One can’t help but wonder if a male artist speaking out against the impending war in Iraq would have been subjected to the same harsh backlash. “Not long ago, Garth Brooks posted a picture of himself on Instagram wearing a Detroit Lions jersey, bearing the last name of player Barry Sanders,” says Douris, “many of his followers were outraged, mistakenly believing it was an endorsement of politician Bernie Sanders. However, while a lot of people were saying ‘you’ve lost a fan!’ – any kind of gendered vitriol was noticeably absent. Men are allowed to lose fans, but still be respected.

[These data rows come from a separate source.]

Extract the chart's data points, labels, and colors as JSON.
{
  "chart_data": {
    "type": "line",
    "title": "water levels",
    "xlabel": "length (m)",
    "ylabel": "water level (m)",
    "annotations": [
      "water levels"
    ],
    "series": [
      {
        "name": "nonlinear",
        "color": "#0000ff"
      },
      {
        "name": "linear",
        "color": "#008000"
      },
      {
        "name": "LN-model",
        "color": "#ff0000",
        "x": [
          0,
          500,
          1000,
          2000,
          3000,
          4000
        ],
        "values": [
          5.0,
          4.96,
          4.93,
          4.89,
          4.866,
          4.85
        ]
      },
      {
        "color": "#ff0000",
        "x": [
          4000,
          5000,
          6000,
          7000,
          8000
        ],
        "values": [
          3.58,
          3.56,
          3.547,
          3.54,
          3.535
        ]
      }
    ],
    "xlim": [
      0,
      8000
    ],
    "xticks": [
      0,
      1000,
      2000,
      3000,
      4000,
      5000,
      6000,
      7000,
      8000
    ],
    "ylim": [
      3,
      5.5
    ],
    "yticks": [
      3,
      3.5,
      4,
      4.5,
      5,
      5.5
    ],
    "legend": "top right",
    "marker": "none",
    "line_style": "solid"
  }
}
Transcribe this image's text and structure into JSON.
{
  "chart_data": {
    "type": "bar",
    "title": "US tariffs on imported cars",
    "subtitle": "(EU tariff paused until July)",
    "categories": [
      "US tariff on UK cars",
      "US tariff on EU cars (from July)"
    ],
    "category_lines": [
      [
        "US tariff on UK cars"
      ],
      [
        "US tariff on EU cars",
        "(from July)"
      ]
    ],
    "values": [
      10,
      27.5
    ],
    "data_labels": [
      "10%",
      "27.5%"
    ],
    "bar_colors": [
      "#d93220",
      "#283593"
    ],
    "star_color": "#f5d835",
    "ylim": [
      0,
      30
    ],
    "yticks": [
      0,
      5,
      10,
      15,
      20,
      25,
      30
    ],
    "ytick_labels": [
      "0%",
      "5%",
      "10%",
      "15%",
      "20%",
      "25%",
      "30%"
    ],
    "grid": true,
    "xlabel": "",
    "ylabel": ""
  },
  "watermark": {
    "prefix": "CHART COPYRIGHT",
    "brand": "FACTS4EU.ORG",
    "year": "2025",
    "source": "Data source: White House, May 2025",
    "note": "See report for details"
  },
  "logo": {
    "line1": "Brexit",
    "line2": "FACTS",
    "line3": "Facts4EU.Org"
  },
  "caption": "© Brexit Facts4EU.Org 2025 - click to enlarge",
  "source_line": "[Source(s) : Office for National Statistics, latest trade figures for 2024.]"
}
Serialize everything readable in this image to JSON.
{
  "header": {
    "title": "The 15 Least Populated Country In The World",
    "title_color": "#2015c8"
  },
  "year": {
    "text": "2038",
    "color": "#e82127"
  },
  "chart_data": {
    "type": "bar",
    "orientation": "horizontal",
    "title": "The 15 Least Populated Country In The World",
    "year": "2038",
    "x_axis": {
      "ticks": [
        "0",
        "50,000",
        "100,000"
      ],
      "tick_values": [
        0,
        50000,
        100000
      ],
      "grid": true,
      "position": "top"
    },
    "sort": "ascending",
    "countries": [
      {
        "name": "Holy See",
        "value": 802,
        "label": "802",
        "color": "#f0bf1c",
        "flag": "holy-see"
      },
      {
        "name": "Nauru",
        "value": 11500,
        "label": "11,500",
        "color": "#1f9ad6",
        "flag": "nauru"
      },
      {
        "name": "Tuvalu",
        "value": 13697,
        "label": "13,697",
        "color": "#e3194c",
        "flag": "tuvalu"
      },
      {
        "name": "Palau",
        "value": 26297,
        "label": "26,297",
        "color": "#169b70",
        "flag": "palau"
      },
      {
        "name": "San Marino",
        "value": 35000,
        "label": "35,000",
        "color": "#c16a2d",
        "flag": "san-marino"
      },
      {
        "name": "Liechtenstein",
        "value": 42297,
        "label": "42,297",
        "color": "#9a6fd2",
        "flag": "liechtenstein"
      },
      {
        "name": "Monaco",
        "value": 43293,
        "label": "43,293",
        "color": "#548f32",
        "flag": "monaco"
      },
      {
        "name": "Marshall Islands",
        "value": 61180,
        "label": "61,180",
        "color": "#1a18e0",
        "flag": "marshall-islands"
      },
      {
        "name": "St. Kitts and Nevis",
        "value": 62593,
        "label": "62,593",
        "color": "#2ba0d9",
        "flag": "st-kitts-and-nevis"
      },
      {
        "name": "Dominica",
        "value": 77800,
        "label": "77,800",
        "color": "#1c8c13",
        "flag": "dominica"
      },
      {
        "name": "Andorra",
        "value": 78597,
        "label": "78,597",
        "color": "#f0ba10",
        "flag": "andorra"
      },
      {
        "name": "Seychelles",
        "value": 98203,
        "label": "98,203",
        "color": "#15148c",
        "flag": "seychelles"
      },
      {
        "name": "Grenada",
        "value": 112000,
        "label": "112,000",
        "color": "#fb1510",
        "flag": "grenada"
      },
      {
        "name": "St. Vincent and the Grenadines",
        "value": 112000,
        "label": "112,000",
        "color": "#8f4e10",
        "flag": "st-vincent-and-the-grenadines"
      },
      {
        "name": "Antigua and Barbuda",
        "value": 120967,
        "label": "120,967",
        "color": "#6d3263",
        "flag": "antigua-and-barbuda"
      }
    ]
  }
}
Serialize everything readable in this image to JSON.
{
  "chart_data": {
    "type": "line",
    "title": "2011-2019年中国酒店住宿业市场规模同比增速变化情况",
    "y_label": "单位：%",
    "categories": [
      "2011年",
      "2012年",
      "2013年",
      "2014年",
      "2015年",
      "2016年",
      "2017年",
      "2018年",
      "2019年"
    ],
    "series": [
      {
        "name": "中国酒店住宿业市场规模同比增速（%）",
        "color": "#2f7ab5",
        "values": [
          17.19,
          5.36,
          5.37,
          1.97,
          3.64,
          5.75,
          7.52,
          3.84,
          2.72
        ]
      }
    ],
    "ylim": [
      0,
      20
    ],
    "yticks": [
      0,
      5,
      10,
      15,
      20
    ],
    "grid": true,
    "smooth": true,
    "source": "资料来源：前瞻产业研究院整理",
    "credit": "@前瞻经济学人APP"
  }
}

Women are not.”

So here we are in 2020 and the divisive climate of 2003 looks positively quaint in comparison to the raging dumpster fire of our current world. The Chicks have reentered the zeitgeist and their unabashedly unapologetic nature feels much more welcomed than it did 17 years ago. While the album’s title track Gaslighter is a blistering breakup anthem about Natalie’s ugly split from her ex-husband, actor Adrian Pasdar (just what the fuck did you do on that boat, dude?) the album isn’t without its political messages as evidenced in their second single, March March with its references to gun control and “‘ol boys in the white bread lobby.”

What makes The Chicks so admirable is, in addition to their undeniable talent, they refused to back down or “make nice” even when their livelihoods, and quite literally, their lives, were at stake. They refused to pander to the community that brought them more fame and success than they likely could ever have imagined, the very community that then turned its back on them so swiftly and so brutally. By dropping the “Dixie” from their name, The Chicks have shed the last vestiges of their former selves and are forging forward stronger than ever, reminding us that they “march to my own drum.” Lesser groups would have crumbled under everything The Chicks have endured, but as Emily Strayer explains in Shut Up And Sing, “people don’t understand how tight we are. We’re a sisterhood. We go through the good, the bad,and the ugly all together.”

Let’s hope Gaslighter brings The Chicks some good. They deserve it.